Diversity impacts everyday life, and a group of local organizations wants residents to take some time to talk about it on Saturday.
For the sixth year, the Durango Community Relations Commission, Embracing Diversity Initiative, Durango High School Prejudice Elimination Action Team, Common Ground and El Centro de Muchos Colores at Fort Lewis College and Celebrating Healthy Communities will host a Diversity Dialogue.
“It’s important to understand what a diverse community is,” said Bill Bolden, who sits on city’s Community Relations Commission. “It’s not just a head count, it’s not just what you see. Differences are to be valued, and every person you meet is a window to a whole other world.”
It’s much more than racial or ethnic background, he said.

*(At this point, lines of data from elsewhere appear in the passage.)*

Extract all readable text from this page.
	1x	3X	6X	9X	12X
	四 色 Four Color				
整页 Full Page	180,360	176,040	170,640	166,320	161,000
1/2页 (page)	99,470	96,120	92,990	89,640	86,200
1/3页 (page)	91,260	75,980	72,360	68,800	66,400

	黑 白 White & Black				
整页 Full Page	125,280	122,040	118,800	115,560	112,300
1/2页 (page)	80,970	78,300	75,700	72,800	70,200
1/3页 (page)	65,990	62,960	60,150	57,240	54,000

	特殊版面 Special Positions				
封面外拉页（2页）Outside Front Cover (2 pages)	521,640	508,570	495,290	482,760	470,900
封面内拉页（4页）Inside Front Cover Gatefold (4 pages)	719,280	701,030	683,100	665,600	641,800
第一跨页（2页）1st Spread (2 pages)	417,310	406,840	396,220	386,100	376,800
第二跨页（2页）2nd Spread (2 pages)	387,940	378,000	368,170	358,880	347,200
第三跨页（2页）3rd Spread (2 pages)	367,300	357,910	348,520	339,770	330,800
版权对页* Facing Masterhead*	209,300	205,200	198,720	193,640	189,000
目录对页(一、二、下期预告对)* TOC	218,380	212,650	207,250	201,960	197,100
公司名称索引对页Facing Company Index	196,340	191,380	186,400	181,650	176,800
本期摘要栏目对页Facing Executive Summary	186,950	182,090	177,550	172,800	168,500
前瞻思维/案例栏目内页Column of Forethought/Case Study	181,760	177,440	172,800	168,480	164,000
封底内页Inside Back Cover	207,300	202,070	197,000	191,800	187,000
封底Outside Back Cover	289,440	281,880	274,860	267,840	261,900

“This isn’t just vistas, politics, economics or social standing,” Bolden said.
“It’s how we choose to treat each other when all we each want is to be safe, to have a good quality of life and wellness.”
What can people expect at the dialogue?
“There will be interactive exercises and discussion,” Bolden said. “The goal is to get people to be introspective and hear the challenges and triumphs of people who are different than they are. We want them to leave with a commitment to leave the community better than they found it.”
The commission has conducted surveys at several businesses and events to find out what residents and visitors like and don’t like about Durango. The surveys show Durangoans appreciate the diversity in the community.
“But people will say Durango doesn’t have enough black people,” Bolden said. “I ask, ‘How many do you need?’ If you want to see black people, go to Atlanta, go to the Southeast. In the Southwest, there are many brown people, Native American and Hispanic, who greatly enrich our culture.”
He said many people say Durango is “very white.”
“But we’re the most ethnically diverse ski town in the state,” Bolden said. “It adds richness. You don’t have to get a passport to meet somebody different than you.”
The dialogue’s other goal, Bolden said, is to build an ethic of being respectful and treating people right.
“It’s just we’re all neighbors, and do we realize what that means?” he said.
“It seems like drivers are more aggressive, and we’re losing that nice, common courtesy, be kind to people ethic. We want to change that.”
abutler@durangoherald.com
If you go
The Diversity Dialogue will be held from 8:45 a.m. to 2 p.m. Saturday in the Peaks Room at the Durango Community Recreation Center. Attendees are asked to bring a nonperishable food item to donate to the La Plata Family Center food pantry.